I was reading a copy of Jeffry Richter’s book CLR via C#today, and came across this note on p.538 “The .NET Framework offers a feature called Managed Debugging Assistants (MDAs). When an MDA is enabled, the .NET framework looks for certain common programmer errors and fires a corresponding MDA.”
What? I have I been living under a rock? Why hadn’t I heard of these before?
|Well it turns out these have been around since .NET 2.0 (Visual Studio 2005), and you’ll find the list of available MDAs in the Exceptions dialog (Debug||Exceptions)|
|or in 2015 in the (new and improved non-modal) Exception Settings window (Debug||Exception Settings).|
I must confess virtually the only time I visit this dialog/window is to expand Common Language Runtime Exceptions when I want to modify which exceptions the debugger automatically should Break When Thrown, so may be that’s why I’ve overlooked them.
The MDAs enabled by default in Visual Studio are:
You can also see the complete list and find out more about MDAs at Diagnosing Errors with Managed Debugging Assistants.

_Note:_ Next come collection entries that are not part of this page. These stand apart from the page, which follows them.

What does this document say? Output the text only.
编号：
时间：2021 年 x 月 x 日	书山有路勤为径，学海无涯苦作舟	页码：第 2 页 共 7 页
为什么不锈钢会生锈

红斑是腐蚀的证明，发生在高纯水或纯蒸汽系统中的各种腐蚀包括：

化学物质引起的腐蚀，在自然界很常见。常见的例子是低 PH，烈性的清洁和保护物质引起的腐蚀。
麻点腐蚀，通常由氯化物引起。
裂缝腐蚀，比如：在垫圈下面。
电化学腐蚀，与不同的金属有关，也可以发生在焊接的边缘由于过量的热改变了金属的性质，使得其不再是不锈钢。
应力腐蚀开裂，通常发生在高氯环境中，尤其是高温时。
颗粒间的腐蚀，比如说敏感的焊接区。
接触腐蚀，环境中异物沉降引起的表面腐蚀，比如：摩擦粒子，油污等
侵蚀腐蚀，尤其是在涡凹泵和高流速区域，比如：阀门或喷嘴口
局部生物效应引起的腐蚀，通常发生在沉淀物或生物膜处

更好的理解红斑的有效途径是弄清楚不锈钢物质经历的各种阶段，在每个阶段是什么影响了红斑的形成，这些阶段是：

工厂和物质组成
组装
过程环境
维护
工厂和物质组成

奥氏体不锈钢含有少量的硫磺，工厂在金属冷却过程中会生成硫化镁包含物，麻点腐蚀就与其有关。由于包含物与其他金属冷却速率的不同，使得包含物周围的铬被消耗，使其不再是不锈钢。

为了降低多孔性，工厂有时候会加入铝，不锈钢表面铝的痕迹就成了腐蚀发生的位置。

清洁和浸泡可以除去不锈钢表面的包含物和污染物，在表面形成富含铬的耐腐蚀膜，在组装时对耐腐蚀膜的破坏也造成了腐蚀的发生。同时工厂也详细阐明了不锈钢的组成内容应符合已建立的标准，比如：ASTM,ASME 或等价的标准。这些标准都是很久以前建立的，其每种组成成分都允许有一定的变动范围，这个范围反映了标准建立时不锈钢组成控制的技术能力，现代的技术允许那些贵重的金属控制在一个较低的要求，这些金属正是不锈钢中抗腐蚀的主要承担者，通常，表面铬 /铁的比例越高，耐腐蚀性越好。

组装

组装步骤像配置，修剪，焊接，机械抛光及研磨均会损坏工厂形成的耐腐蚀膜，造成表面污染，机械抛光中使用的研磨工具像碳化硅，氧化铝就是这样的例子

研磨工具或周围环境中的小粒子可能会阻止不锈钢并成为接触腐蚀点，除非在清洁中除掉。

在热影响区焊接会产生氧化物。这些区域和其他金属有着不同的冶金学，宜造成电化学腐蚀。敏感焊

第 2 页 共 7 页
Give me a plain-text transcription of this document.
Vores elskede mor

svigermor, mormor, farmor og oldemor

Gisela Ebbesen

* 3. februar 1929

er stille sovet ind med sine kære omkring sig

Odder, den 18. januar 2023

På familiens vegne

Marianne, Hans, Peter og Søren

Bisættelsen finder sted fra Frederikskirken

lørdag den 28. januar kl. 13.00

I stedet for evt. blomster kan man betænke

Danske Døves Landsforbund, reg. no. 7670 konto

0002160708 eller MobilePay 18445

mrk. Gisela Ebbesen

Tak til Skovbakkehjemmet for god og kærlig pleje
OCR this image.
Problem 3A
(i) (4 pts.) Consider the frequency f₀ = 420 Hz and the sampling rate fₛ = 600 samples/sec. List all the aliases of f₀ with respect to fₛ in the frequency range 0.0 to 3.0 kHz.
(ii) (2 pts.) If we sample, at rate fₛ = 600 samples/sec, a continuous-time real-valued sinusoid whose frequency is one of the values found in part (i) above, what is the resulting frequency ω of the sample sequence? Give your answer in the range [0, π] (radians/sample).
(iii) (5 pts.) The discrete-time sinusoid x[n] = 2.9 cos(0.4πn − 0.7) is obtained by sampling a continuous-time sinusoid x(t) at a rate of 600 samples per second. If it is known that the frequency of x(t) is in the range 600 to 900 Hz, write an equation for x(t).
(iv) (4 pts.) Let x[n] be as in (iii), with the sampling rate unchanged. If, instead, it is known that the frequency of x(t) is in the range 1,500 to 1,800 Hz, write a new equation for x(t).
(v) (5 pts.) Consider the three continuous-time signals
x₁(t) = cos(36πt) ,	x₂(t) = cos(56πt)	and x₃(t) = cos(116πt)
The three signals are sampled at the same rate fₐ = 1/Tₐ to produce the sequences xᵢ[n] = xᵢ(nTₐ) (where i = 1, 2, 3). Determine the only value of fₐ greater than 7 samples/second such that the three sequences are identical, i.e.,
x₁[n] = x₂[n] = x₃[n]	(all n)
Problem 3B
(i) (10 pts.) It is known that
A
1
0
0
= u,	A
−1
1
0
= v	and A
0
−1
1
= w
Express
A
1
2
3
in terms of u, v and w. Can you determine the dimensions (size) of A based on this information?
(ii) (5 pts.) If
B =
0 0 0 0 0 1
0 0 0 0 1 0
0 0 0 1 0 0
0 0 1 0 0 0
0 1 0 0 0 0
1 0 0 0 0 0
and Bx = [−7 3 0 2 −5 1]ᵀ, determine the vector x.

MDAs are actually built in to the CLR and and as such aren’t user-extensible. Stephen Toub described them as “Asserts in the CLR and the base class libraries that can be turned on or off”.
So while I don’t think I was consciously aware of them, it’s possible I have see the odd MDA exception dialog – but probably just didn’t noticed the difference from the usual exception dialog. Here’s an example of the BindingFailure MDA:
Bringing things full circle, it turns out that there’s a StreamWriterBufferedDataLost MDA which is what Jeffrey went on to highlight as a way to identify the problem where you’ve got a StreamWriter that didn’t get a chance to flush data to the stream before it was finalized (say because the underlying stream itself was already disposed).
This MDA is not enabled by default, so it might be something worth doing if your code makes use of StreamWriters. Note: this is a debugging feature – it only works when you’re debugging an application. There may be other MDAs that you might benefit from enabling, depending on the kind of things your code is doing.
In some ways, MDAs are a bit like a debugger-time version of FxCop (or FxCop’s probable replacement - the new Roslyn .NET Analyzers and Code Aware Libraries).